Duas delas eram professoras e lecionavam pelo interior do estado. Casaram, uma, com um viajante comercial e a outra, com um fazendeiro lá para os lados da fronteira com o Uruguay. Três delas casaram-se com italianos que se radicaram no Brasil, uma foi para São Paulo, onde o marido explorava o ramo de restaurantes e outra foi para Minas Gerais, onde o marido dedicou-se às pedras preciosas que enviava para a Europa e lhe dava um bom retorno em dinheiro. Havia, ainda, a Condessa Volpe, cujas peripécias sempre divertiram e preocupavam a família. Os dois irmãos de Jerônimo dedicaram-se ao comércio do vinho e tornaram-se abastados comerciantes de exportação e importação. Margherita continuava leitora de romances, agora, com maior facilidade para adquiri-los, pois já lia em português, ensinado pelas filhas. Não fazia nenhum trabalho, pois as filhas não lhe permitiam.

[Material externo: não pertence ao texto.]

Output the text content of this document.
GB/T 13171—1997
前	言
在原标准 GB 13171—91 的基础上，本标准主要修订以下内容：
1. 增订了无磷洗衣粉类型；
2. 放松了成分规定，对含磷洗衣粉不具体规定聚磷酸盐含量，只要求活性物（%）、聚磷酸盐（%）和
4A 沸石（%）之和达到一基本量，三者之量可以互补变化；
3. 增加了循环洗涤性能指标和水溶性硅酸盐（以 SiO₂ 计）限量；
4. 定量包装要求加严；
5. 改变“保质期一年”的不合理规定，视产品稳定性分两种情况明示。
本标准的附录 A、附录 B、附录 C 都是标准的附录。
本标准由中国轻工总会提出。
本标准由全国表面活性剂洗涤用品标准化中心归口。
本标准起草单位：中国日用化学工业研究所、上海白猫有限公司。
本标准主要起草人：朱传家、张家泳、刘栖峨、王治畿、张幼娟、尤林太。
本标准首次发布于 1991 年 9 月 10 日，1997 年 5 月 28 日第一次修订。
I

        Foi no início de um outono, lá por 1928, que Giuseppe adormeceu e não mais acordou. A colônia em peso foi aos seus funerais e a profusão de flores encheu o pequeno cemitério da região. Houve discursos e orações. Afinal, ali se extinguia um pouco da história da imigração italiana no sul do Brasil. Ali encerrava a história de um cidadão italiano que, mesmo cônsul honorário da Itália, amava o Brasil e encontrou aqui uma nova pátria, onde teve a satisfação de ser útil aos seus contemporâneos, tanto no trabalho como no exemplo de dignidade perante sua comunidade e como exemplar  chefe de família. Aqui viveu seu sonho, sem nunca alcançar o ápice, mas lutando até o fim por dias melhores. Essa foi a maior herança que legou aos seus descendentes; a saga pela conquista dos sonhos.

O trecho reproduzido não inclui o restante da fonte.